The largest congregation in the Episcopal Diocese of Pittsburgh has tapped an Arkansas cathedral pastor for its next rector.
Calvary Episcopal Church announced Thursday the appointment of The Very Rev. Jonathon Wesley Jensen to be its rector. He has been dean of Trinity Episcopal Cathedral in Little Rock, Ark., since 2009.
Rev. Jensen, 42, is slated to start Feb. 1, 2014, in Pittsburgh.
Rev. Jensen is an "inordinately good listener and a caring and warm person," said Joseph D.C. Wilson III, senior warden at Calvary. While the church has a long history of urban ministry, it is looking to redouble such efforts after years in which internal matters in the denomination have commanded much of the church's attention.
"In the recent past, Calvary has been focused on diocesan matters and bringing a new bishop to Pittsburgh and now bringing a new rector to Calvary," Mr. Wilson said. "It's time to take that time and energy and focus it outward into the community."
Calvary, with more than 1,600 members, is the largest of the 37 active congregations in the Episcopal Diocese of Pittsburgh.
Ordained in 1996, Rev. Jensen served as a pastor in Kansas, Louisiana and Maryland before working in Little Rock. The Kentucky native graduated from Transylvania University in Lexington, Ky., and Virginia Theological Seminary in Alexandria, Va.
Calvary overlaps the neighborhoods of East Liberty and Shadyside. Founded in 1855, it has long had outreaches to the poor and to people with HIV and AIDS, among others. Its past rectors include Samuel Shoemaker, an early proponent of Alcoholics Anonymous, and it has hosted talks by South African Archbishop Desmond Tutu and the leading bishops in the Episcopal Church and the global Anglican Communion.

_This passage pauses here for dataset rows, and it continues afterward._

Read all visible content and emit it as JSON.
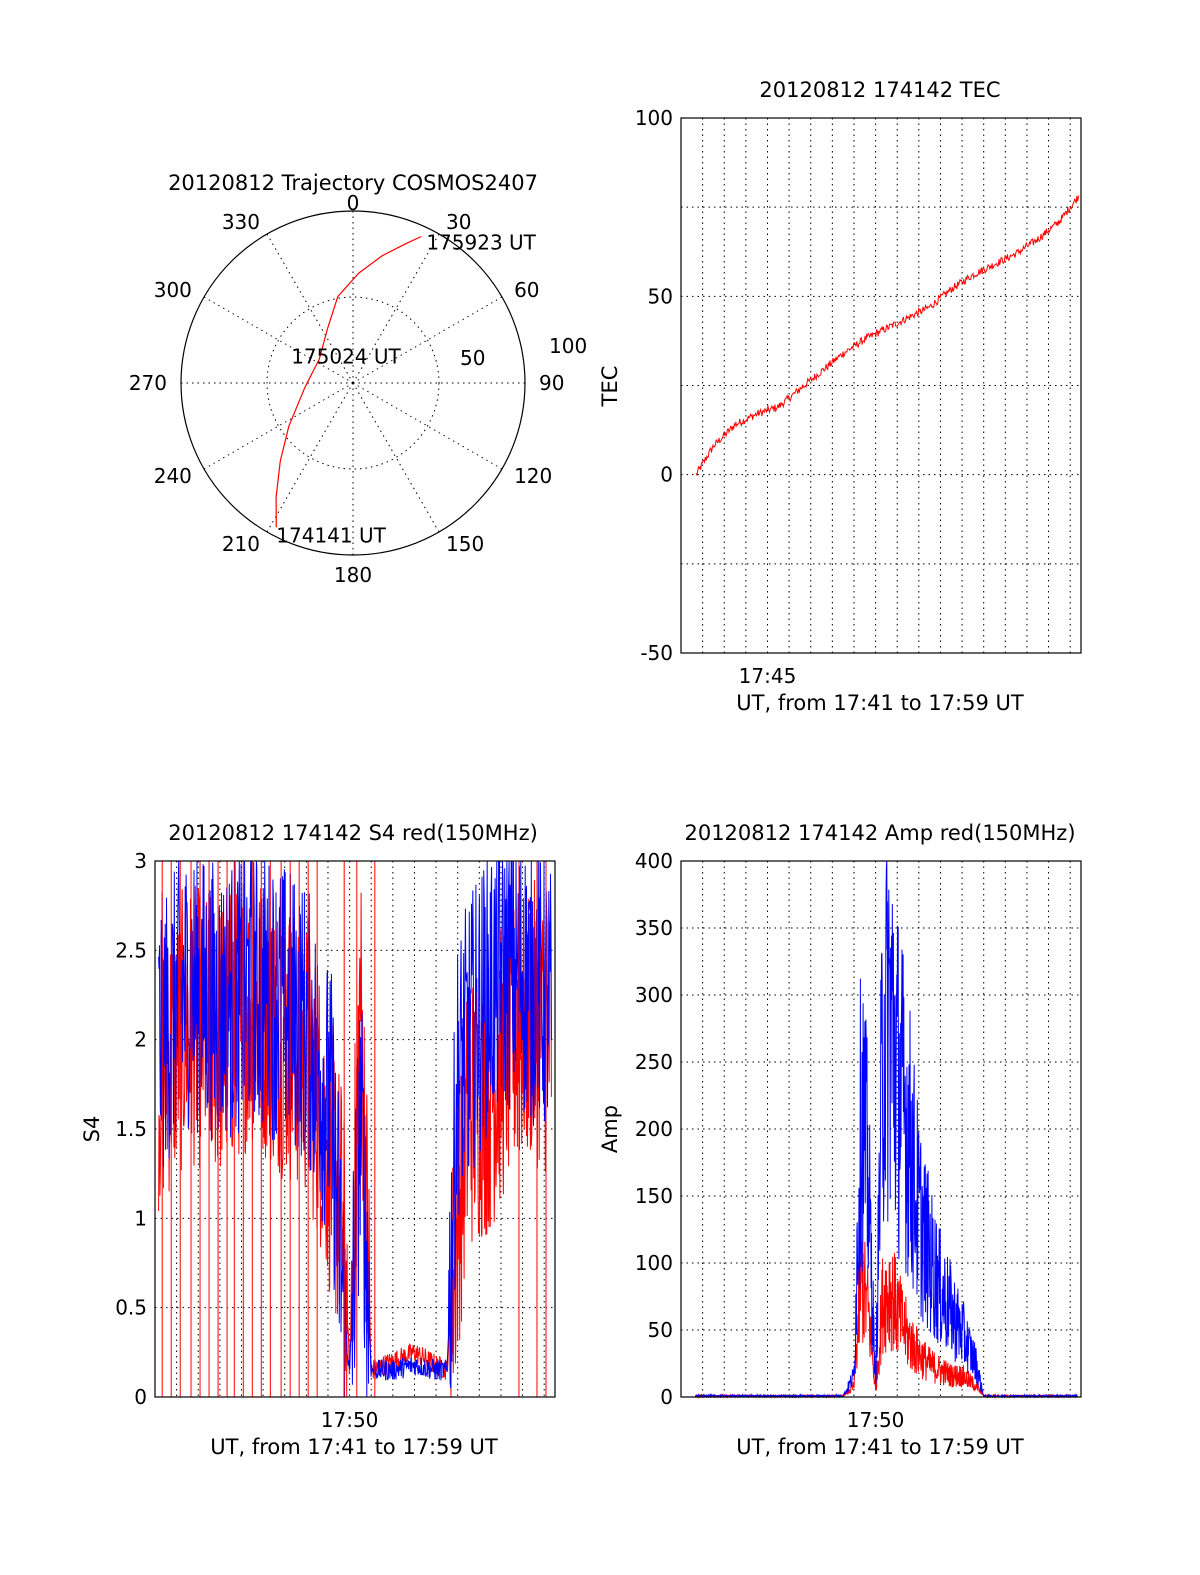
{
  "chart_data": [
    {
      "type": "polar",
      "title": "20120812 Trajectory COSMOS2407",
      "azimuth_labels": [
        "0",
        "30",
        "60",
        "90",
        "120",
        "150",
        "180",
        "210",
        "240",
        "270",
        "300",
        "330"
      ],
      "radial_labels": [
        "50",
        "100"
      ],
      "rlim": [
        0,
        100
      ],
      "grid": true,
      "series": [
        {
          "color": "#ff0000",
          "points": [
            {
              "az": 208,
              "r": 95
            },
            {
              "az": 214,
              "r": 80
            },
            {
              "az": 223,
              "r": 62
            },
            {
              "az": 236,
              "r": 45
            },
            {
              "az": 265,
              "r": 28
            },
            {
              "az": 305,
              "r": 24
            },
            {
              "az": 335,
              "r": 35
            },
            {
              "az": 350,
              "r": 51
            },
            {
              "az": 3,
              "r": 64
            },
            {
              "az": 13,
              "r": 76
            },
            {
              "az": 21,
              "r": 87
            },
            {
              "az": 25,
              "r": 94
            }
          ]
        }
      ],
      "annotations": [
        {
          "text": "175923 UT",
          "az": 25,
          "r": 94
        },
        {
          "text": "175024 UT",
          "az": 300,
          "r": 18
        },
        {
          "text": "174141 UT",
          "az": 208,
          "r": 95
        }
      ]
    },
    {
      "type": "line",
      "title": "20120812 174142 TEC",
      "ylabel": "TEC",
      "xlabel": "UT, from 17:41 to 17:59 UT",
      "xlim": [
        "17:41:00",
        "17:59:30"
      ],
      "ylim": [
        -50,
        100
      ],
      "yticks": [
        -50,
        0,
        50,
        100
      ],
      "xtick_labels": [
        {
          "time": "17:45:00",
          "label": "17:45"
        }
      ],
      "grid": true,
      "series": [
        {
          "color": "#ff0000",
          "x": [
            "17:41:42",
            "17:42:30",
            "17:43:30",
            "17:44:30",
            "17:45:30",
            "17:46:30",
            "17:47:30",
            "17:48:30",
            "17:49:30",
            "17:50:30",
            "17:51:30",
            "17:52:30",
            "17:53:30",
            "17:54:30",
            "17:55:30",
            "17:56:30",
            "17:57:30",
            "17:58:30",
            "17:59:23"
          ],
          "y": [
            0,
            8,
            14,
            17,
            19,
            24,
            29,
            34,
            38,
            41,
            44,
            47,
            52,
            56,
            59,
            62,
            66,
            71,
            78
          ]
        }
      ]
    },
    {
      "type": "line",
      "title": "20120812 174142 S4 red(150MHz)",
      "ylabel": "S4",
      "xlabel": "UT, from 17:41 to 17:59 UT",
      "xlim": [
        "17:41:00",
        "17:59:30"
      ],
      "ylim": [
        0,
        3
      ],
      "yticks": [
        0,
        0.5,
        1,
        1.5,
        2,
        2.5,
        3
      ],
      "ytick_labels": [
        "0",
        "0.5",
        "1",
        "1.5",
        "2",
        "2.5",
        "3"
      ],
      "xtick_labels": [
        {
          "time": "17:50:00",
          "label": "17:50"
        }
      ],
      "grid": true,
      "series": [
        {
          "color": "#ff0000",
          "x": [
            "17:41:10",
            "17:42:30",
            "17:44:00",
            "17:45:30",
            "17:47:00",
            "17:48:00",
            "17:48:40",
            "17:49:10",
            "17:49:40",
            "17:50:00",
            "17:50:30",
            "17:51:00",
            "17:52:00",
            "17:53:00",
            "17:54:00",
            "17:54:30",
            "17:55:00",
            "17:55:30",
            "17:56:30",
            "17:57:30",
            "17:58:30",
            "17:59:20"
          ],
          "y": [
            1.8,
            2.1,
            2.0,
            2.2,
            2.0,
            1.9,
            1.6,
            1.3,
            1.0,
            0.15,
            2.3,
            0.15,
            0.2,
            0.25,
            0.18,
            0.15,
            1.0,
            1.6,
            1.7,
            2.0,
            2.1,
            2.0
          ]
        },
        {
          "color": "#0000ff",
          "x": [
            "17:41:10",
            "17:42:30",
            "17:44:00",
            "17:45:30",
            "17:47:00",
            "17:48:00",
            "17:48:40",
            "17:49:10",
            "17:49:40",
            "17:50:00",
            "17:50:30",
            "17:51:00",
            "17:52:00",
            "17:53:00",
            "17:54:00",
            "17:54:30",
            "17:55:00",
            "17:55:30",
            "17:56:30",
            "17:57:30",
            "17:58:30",
            "17:59:20"
          ],
          "y": [
            2.0,
            2.3,
            2.2,
            2.3,
            2.2,
            2.1,
            1.8,
            1.6,
            0.6,
            0.12,
            1.6,
            0.15,
            0.15,
            0.18,
            0.15,
            0.15,
            1.8,
            2.0,
            2.3,
            2.4,
            2.3,
            2.2
          ]
        }
      ]
    },
    {
      "type": "line",
      "title": "20120812 174142 Amp red(150MHz)",
      "ylabel": "Amp",
      "xlabel": "UT, from 17:41 to 17:59 UT",
      "xlim": [
        "17:41:00",
        "17:59:30"
      ],
      "ylim": [
        0,
        400
      ],
      "yticks": [
        0,
        50,
        100,
        150,
        200,
        250,
        300,
        350,
        400
      ],
      "xtick_labels": [
        {
          "time": "17:50:00",
          "label": "17:50"
        }
      ],
      "grid": true,
      "series": [
        {
          "color": "#ff0000",
          "x": [
            "17:41:40",
            "17:48:30",
            "17:49:00",
            "17:49:20",
            "17:49:40",
            "17:50:00",
            "17:50:20",
            "17:50:40",
            "17:51:00",
            "17:51:30",
            "17:52:00",
            "17:52:30",
            "17:53:00",
            "17:53:30",
            "17:54:00",
            "17:54:40",
            "17:55:00",
            "17:59:20"
          ],
          "y": [
            0,
            0,
            10,
            110,
            80,
            5,
            90,
            100,
            80,
            55,
            40,
            30,
            25,
            20,
            20,
            10,
            0,
            0
          ]
        },
        {
          "color": "#0000ff",
          "x": [
            "17:41:40",
            "17:48:30",
            "17:49:00",
            "17:49:20",
            "17:49:40",
            "17:50:00",
            "17:50:20",
            "17:50:40",
            "17:51:00",
            "17:51:30",
            "17:52:00",
            "17:52:30",
            "17:53:00",
            "17:53:30",
            "17:54:00",
            "17:54:40",
            "17:55:00",
            "17:59:20"
          ],
          "y": [
            0,
            0,
            20,
            280,
            200,
            10,
            340,
            360,
            300,
            250,
            170,
            130,
            100,
            80,
            60,
            30,
            0,
            0
          ]
        }
      ]
    }
  ]
}
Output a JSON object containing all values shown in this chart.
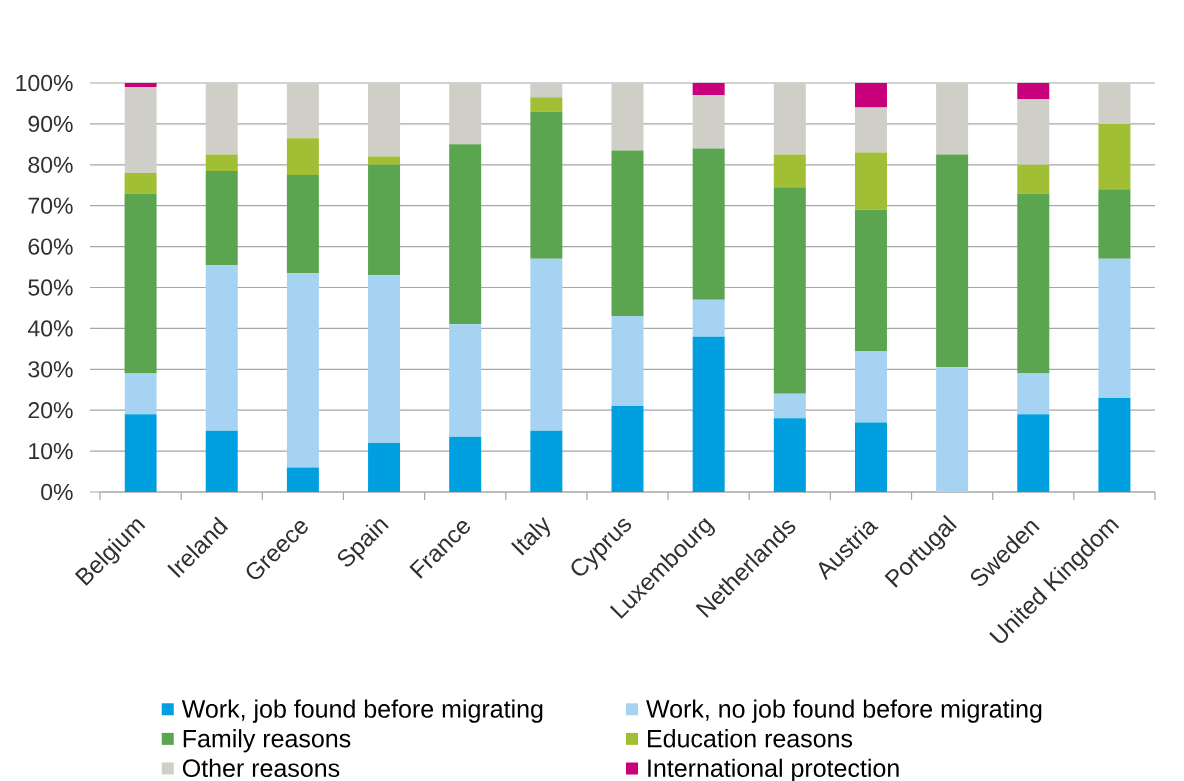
{
  "chart_data": {
    "type": "bar",
    "stacked": true,
    "categories": [
      "Belgium",
      "Ireland",
      "Greece",
      "Spain",
      "France",
      "Italy",
      "Cyprus",
      "Luxembourg",
      "Netherlands",
      "Austria",
      "Portugal",
      "Sweden",
      "United Kingdom"
    ],
    "series": [
      {
        "name": "Work, job found before migrating",
        "color": "#009FDF",
        "values": [
          19,
          15,
          6,
          12,
          13.5,
          15,
          21,
          38,
          18,
          17,
          0,
          19,
          23
        ]
      },
      {
        "name": "Work, no job found before migrating",
        "color": "#A7D3F3",
        "values": [
          10,
          40.5,
          47.5,
          41,
          27.5,
          42,
          22,
          9,
          6,
          17.5,
          30.5,
          10,
          34
        ]
      },
      {
        "name": "Family reasons",
        "color": "#5BA550",
        "values": [
          44,
          23,
          24,
          27,
          44,
          36,
          40.5,
          37,
          50.5,
          34.5,
          52,
          44,
          17
        ]
      },
      {
        "name": "Education reasons",
        "color": "#A1BF34",
        "values": [
          5,
          4,
          9,
          2,
          0,
          3.5,
          0,
          0,
          8,
          14,
          0,
          7,
          16
        ]
      },
      {
        "name": "Other reasons",
        "color": "#CFCFC7",
        "values": [
          21,
          17.5,
          13.5,
          18,
          15,
          3.5,
          16.5,
          13,
          17.5,
          11,
          17.5,
          16,
          10
        ]
      },
      {
        "name": "International protection",
        "color": "#C8007A",
        "values": [
          1,
          0,
          0,
          0,
          0,
          0,
          0,
          3,
          0,
          6,
          0,
          4,
          0
        ]
      }
    ],
    "ylim": [
      0,
      100
    ],
    "yticks": [
      {
        "value": 0,
        "label": "0%"
      },
      {
        "value": 10,
        "label": "10%"
      },
      {
        "value": 20,
        "label": "20%"
      },
      {
        "value": 30,
        "label": "30%"
      },
      {
        "value": 40,
        "label": "40%"
      },
      {
        "value": 50,
        "label": "50%"
      },
      {
        "value": 60,
        "label": "60%"
      },
      {
        "value": 70,
        "label": "70%"
      },
      {
        "value": 80,
        "label": "80%"
      },
      {
        "value": 90,
        "label": "90%"
      },
      {
        "value": 100,
        "label": "100%"
      }
    ],
    "grid": "y",
    "legend": "bottom"
  }
}
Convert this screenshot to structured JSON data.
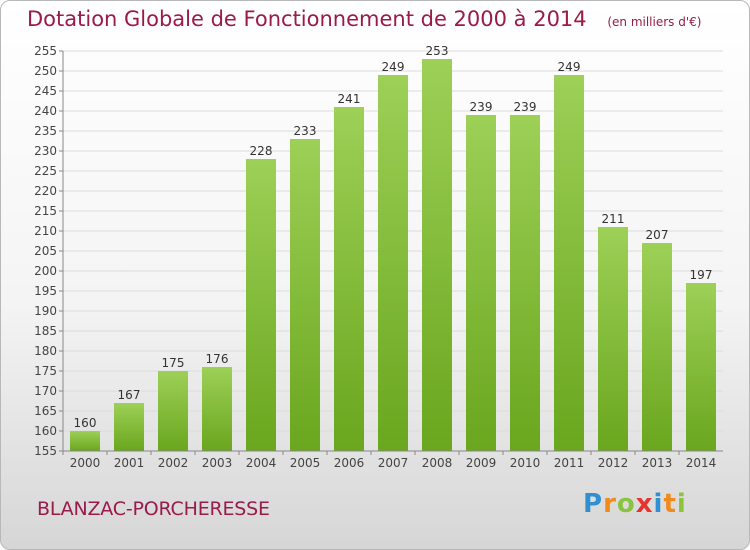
{
  "title": "Dotation Globale de Fonctionnement de 2000 à 2014",
  "unit_note": "(en milliers d'€)",
  "place_name": "BLANZAC-PORCHERESSE",
  "logo": {
    "text": "Proxiti",
    "letters": [
      {
        "ch": "P",
        "color": "#2f8fd0"
      },
      {
        "ch": "r",
        "color": "#f08a1c"
      },
      {
        "ch": "o",
        "color": "#8ac43f"
      },
      {
        "ch": "x",
        "color": "#e7342a"
      },
      {
        "ch": "i",
        "color": "#2f8fd0"
      },
      {
        "ch": "t",
        "color": "#f08a1c"
      },
      {
        "ch": "i",
        "color": "#8ac43f"
      }
    ]
  },
  "chart_data": {
    "type": "bar",
    "title": "Dotation Globale de Fonctionnement de 2000 à 2014",
    "subtitle": "(en milliers d'€)",
    "xlabel": "",
    "ylabel": "",
    "categories": [
      "2000",
      "2001",
      "2002",
      "2003",
      "2004",
      "2005",
      "2006",
      "2007",
      "2008",
      "2009",
      "2010",
      "2011",
      "2012",
      "2013",
      "2014"
    ],
    "values": [
      160,
      167,
      175,
      176,
      228,
      233,
      241,
      249,
      253,
      239,
      239,
      249,
      211,
      207,
      197
    ],
    "ylim": [
      155,
      255
    ],
    "yticks": [
      155,
      160,
      165,
      170,
      175,
      180,
      185,
      190,
      195,
      200,
      205,
      210,
      215,
      220,
      225,
      230,
      235,
      240,
      245,
      250,
      255
    ],
    "grid": true,
    "legend": "none",
    "bar_color_top": "#9dd057",
    "bar_color_bottom": "#6aa61e"
  }
}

Calvary's recently retired rector, the Rev. Harold T. Lewis, was outspoken in areas of social justice and community-police relations and took a leading role in seeking to maintain church assets within the Episcopal Diocese during a major schism.
In 2008, the previous bishop of the diocese, many clergy and parishes left the Episcopal Church to form a diocese within the new Anglican Church in North America in response to liberal trends in the Episcopal Church, most prominently the ordination of an openly gay bishop in New Hampshire in 2003. Those who remained in the Episcopal Diocese, which included conservatives, appointed a new leader, Bishop Dorsey W.M. McConnell in 2012.
Rev. Jensen and his wife, Natalie Jensen, an adjunct history professor at the University of Arkansas at Little Rock, plan to look for a home within walking distance of Calvary and nearby universities.